Enquanto os comandos do exército israelense lançaram um ataque à frota com helicópteros e barcos do zodíaco no início da manhã, primeiro lançaram fumaça e bombas sonoras contra os civis a bordo do Mavi Marmara e depois abriram fogo sem mirar.

No ataque armado, 9 voluntários turcos perderam a vida e mais de 50 voluntários ficaram feridos. Com a morte do voluntário de ajuda Uğur Süleyman Söylemez, que foi baleado na cabeça, depois de estar em estado vegetativo por 4 anos, o número de pessoas que perderam a vida como resultado do ataque subiu para 10.

Enquanto Cevdet Kılıçlar, que trabalha como consultor de imprensa na IHH Humanitarian Relief Foundation, fotografava o momento do ataque, o ativista de 19 anos Furkan Doğan foi baleado na cabeça e no peito por um tiro de helicóptero durante a gravação com a câmera.

Os feridos foram mantidos por horas.

Como resultado do intenso ataque apoiado por muitos helicópteros, lanchas rápidas, fragatas e um submarino pertencentes à marinha israelense, o Mavi Marmara e os navios da frota foram capturados pela marinha israelense. Todos a bordo estavam algemados e reunidos no convés.

Soldados israelenses bloquearam os passageiros que queriam ajudar os feridos, mas os feridos foram levados por helicópteros algumas horas depois.

Enquanto o navio navegava em direção ao porto de Ashdod após o ataque, jornalistas e todos os passageiros foram maltratados por horas por soldados israelenses. Os pertences dos que estavam a bordo, como carteiras, computadores, câmeras, câmeras e telefones celulares, bem como equipamentos técnicos utilizados pelos jornalistas no exercício de suas funções, foram apreendidos.

Depois que o Mavi Marmara chegou ao porto de Ashdod, foi mantido em espera por horas, enquanto apenas água foi dada aos que estavam a bordo. Os passageiros, que foram retirados do navio acompanhados por funcionários do Estado israelense, foram levados para o porto.

Jornalistas e ativistas, cujas fotos foram tiradas uma a uma em salas especiais do porto e que foram revistados, foram interrogados por horas por oficiais de inteligência israelenses. Em seguida, os passageiros algemados foram levados para a prisão de Ber Sheva em grupos de 4 e 5, entrando em veículos prisionais. Ativistas e jornalistas, que foram colocados em celas de 4 pessoas na prisão, também passaram 2 dias aqui.

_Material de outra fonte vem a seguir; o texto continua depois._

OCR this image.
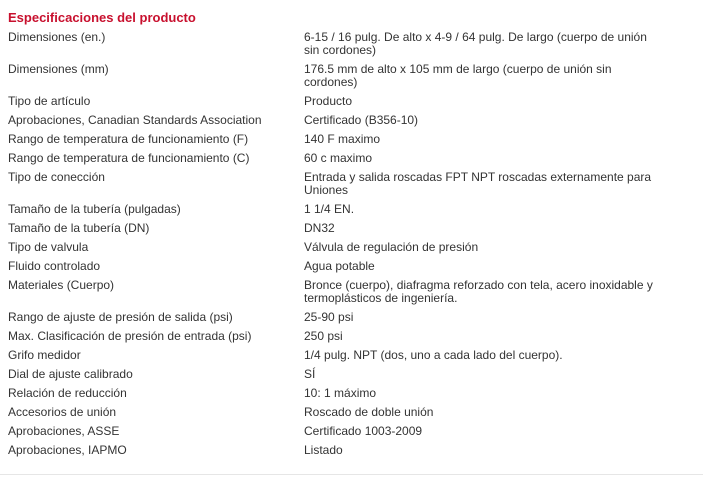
Especificaciones del producto
Dimensiones (en.)	6-15 / 16 pulg. De alto x 4-9 / 64 pulg. De largo (cuerpo de unión sin cordones)
Dimensiones (mm)	176.5 mm de alto x 105 mm de largo (cuerpo de unión sin cordones)
Tipo de artículo	Producto
Aprobaciones, Canadian Standards Association	Certificado (B356-10)
Rango de temperatura de funcionamiento (F)	140 F maximo
Rango de temperatura de funcionamiento (C)	60 c maximo
Tipo de conección	Entrada y salida roscadas FPT NPT roscadas externamente para Uniones
Tamaño de la tubería (pulgadas)	1 1/4 EN.
Tamaño de la tubería (DN)	DN32
Tipo de valvula	Válvula de regulación de presión
Fluido controlado	Agua potable
Materiales (Cuerpo)	Bronce (cuerpo), diafragma reforzado con tela, acero inoxidable y termoplásticos de ingeniería.
Rango de ajuste de presión de salida (psi)	25-90 psi
Max. Clasificación de presión de entrada (psi)	250 psi
Grifo medidor	1/4 pulg. NPT (dos, uno a cada lado del cuerpo).
Dial de ajuste calibrado	SÍ
Relación de reducción	10: 1 máximo
Accesorios de unión	Roscado de doble unión
Aprobaciones, ASSE	Certificado 1003-2009
Aprobaciones, IAPMO	Listado
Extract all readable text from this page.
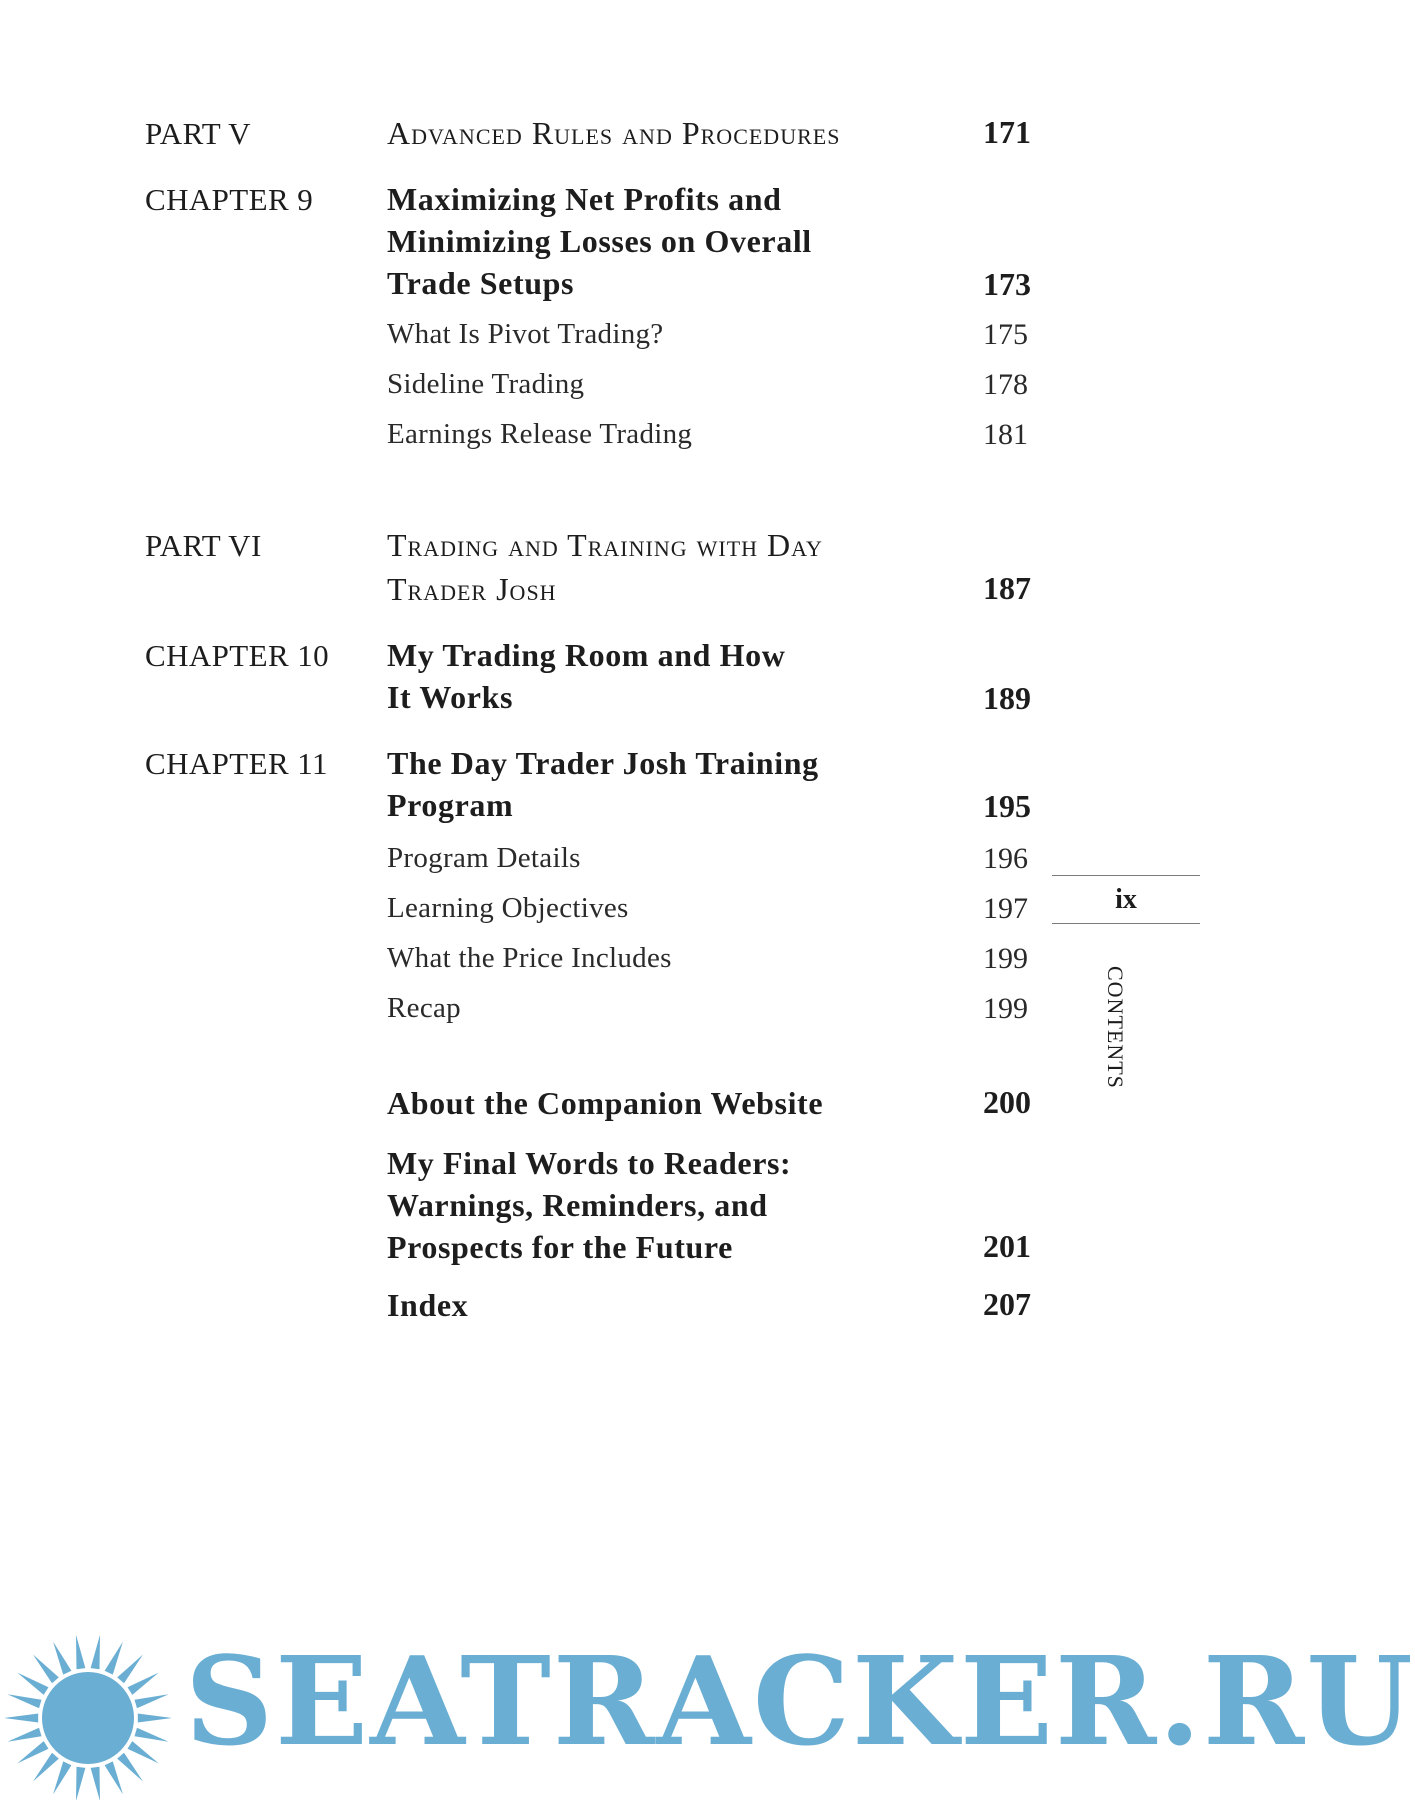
PART V	Advanced Rules and Procedures	171
CHAPTER 9 Maximizing Net Profits and
Minimizing Losses on Overall
Trade Setups	173
What Is Pivot Trading?	175
Sideline Trading	178
Earnings Release Trading	181
PART VI	Trading and Training with Day
Trader Josh	187
CHAPTER 10 My Trading Room and How
It Works	189
CHAPTER 11 The Day Trader Josh Training
Program	195
Program Details	196
Learning Objectives	197
What the Price Includes	199
Recap	199
About the Companion Website	200
My Final Words to Readers:
Warnings, Reminders, and
Prospects for the Future	201
Index	207
ix
CONTENTS
SEATRACKER.RU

Os ativistas, que pretendiam levar ajuda humanitária a Gaza, mas não conseguiram atingir seus objetivos devido ao ataque israelense, foram levados ao aeroporto Ben Gurion, em Tel Aviv, na manhã de 2 de junho. Enquanto os procedimentos de deportação continuaram o dia todo aqui, 50 jornalistas e ativistas, 16 dos quais eram turcos, chegaram ao aeroporto de Atatürk na manhã de quinta-feira, 3 de junho, em aviões da THY.

Aqueles que perderam suas vidas não são esquecidos

Já se passaram 12 anos desde que Israel atacou o navio Mavi Marmara em águas internacionais. Vários programas de comemoração são organizados pela IHH Humanitarian Relief Foundation e pela Mavi Marmara Freedom and Solidarity Association todos os anos no aniversário do ataque.

Os nomes de Ali Haydar Bengi, Cengiz Songür, Çetin Topçuoğlu, Necdet Yıldırım, Cevdet Kılıçlar, İbrahim Bilgen, Fahri Yaldız, Furkan Doğan, Cengiz Akyüz e Uğur Süleyman Söylemez, que perderam a vida como resultado do ataque israelense, estão em vários cidades da Turquia e em Gaza. Ele é mantido vivo com muitas obras permanentes construídas.